二人遂起身, 小厮们忙将一把新暖银壶捧在贾琏手内,随了贾珍趋至里面.贾珍先至李婶席上,躬身取下杯来,回身,贾琏忙斟了一盏,然后便至薛姨妈席上,也斟了.二人忙起身笑说:“二位爷请坐着罢了,何必多礼。”于是除邢王二夫人,满席都离了席,俱垂手旁侍.贾珍等至贾母榻前,因榻矮,二人便屈膝跪了.贾珍在先捧杯,贾琏在后捧壶. 虽止二人奉酒,那贾环弟兄等,却也是排班按序,一溜随着他二人进来,见他二人跪下, 也都一溜跪下.宝玉也忙跪下了.史湘云悄推他笑道:“你这会又帮着跪下作什么? 有这样,你也去斟一巡酒岂不好?"宝玉悄笑道:“再等一会子再斟去。”说着,等他二人斟完起来, 方起来.又与邢夫人王夫人斟过来.贾珍笑道:“妹妹们怎么样呢?"贾母等都说:“你们去罢,他们倒便宜些。”说了,贾珍等方退出.

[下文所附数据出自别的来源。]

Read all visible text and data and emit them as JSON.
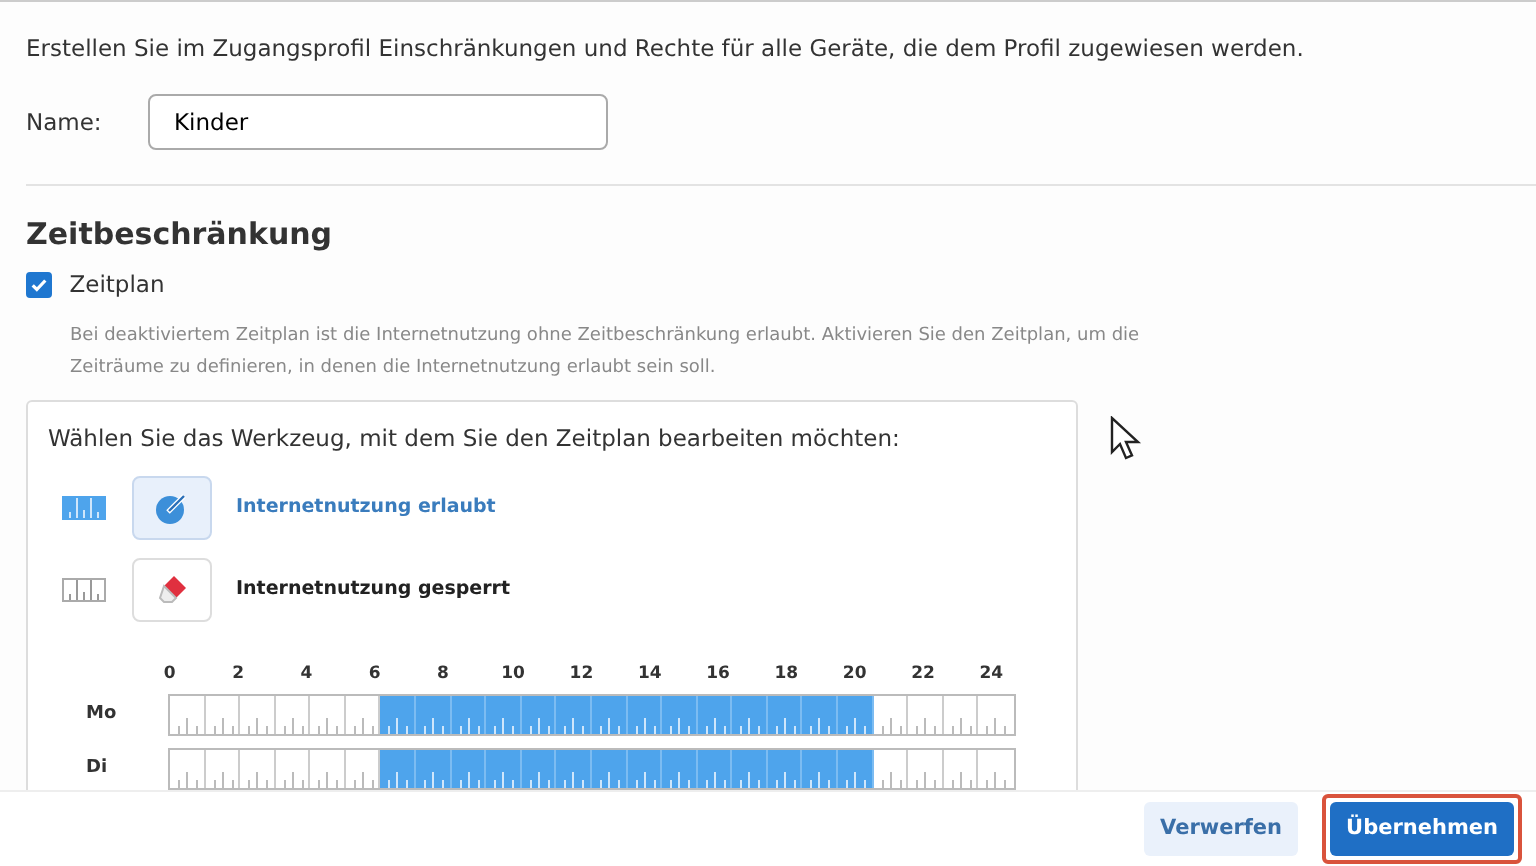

当下天未二鼓, 戏演的是《八义》中《观灯》八出.正在热闹之际,宝玉因下席往外走.贾母因说:“你往那里去!外头爆竹利害,仔细天上掉下火纸来烧了。”宝玉回说:“不往远去,只出去就来。”贾母命婆子们好生跟着.于是宝玉出来,只有麝月秋纹并几个小丫头随着. 贾母因说:“袭人怎么不见?他如今也有些拿大了,单支使小女孩子出来。”王夫人忙起身笑回道:“他妈前日没了,因有热孝,不便前头来。”贾母听了点头, 又笑道:“跟主子却讲不起这孝与不孝.若是他还跟我,难道这会子也不在这里不成?皆因我们太宽了,有人使,不查这些,竟成了例了。”凤姐儿忙过来笑回道:“今儿晚上他便没孝,那园子里也须得他看着,灯烛花炮最是耽险的.这里一唱戏,园子里的人谁不偷来瞧瞧.他还细心,各处照看照看.况且这一散后宝兄弟回去睡觉,各色都是齐全的.若他再来了,众人又不经心,散了回去,铺盖也是冷的,茶水也不齐备,各色都不便宜, 所以我叫他不用来,只看屋子.散了又齐备,我们这里也不耽心,又可以全他的礼,岂不三处有益.老祖宗要叫他,我叫他来就是了。”贾母听了这话,忙说:“你这话很是,比我想的周到,快别叫他了.但只他妈几时没了,我怎么不知道。”凤姐笑道:“前儿袭人去亲自回老太太的,怎么倒忘了。”贾母想了一想笑说:“想起来了.我的记性竟平常了. "众人都笑说:“老太太那里记得这些事。”贾母因又叹道:“我想着,他从小儿伏侍了我一场,又伏侍了云儿一场,末后给了一个魔王宝玉,亏他魔了这几年.他又不是咱们家的根生土长的奴才, 没受过咱们什么大恩典.他妈没了,我想着要给他几两银子发送, 也就忘了。”凤姐儿道:“前儿太太赏了他四十两银子,也就是了。”贾母听说,点头道:“这还罢了.正好鸳鸯的娘前儿也死了,我想他老子娘都在南边,我也没叫他家去走走守孝, 如今叫他两个一处作伴儿去。”又命婆子将些果子菜馔点心之类与他两个吃去.琥珀笑说:“还等这会子呢,他早就去了。”说着,大家又吃酒看戏.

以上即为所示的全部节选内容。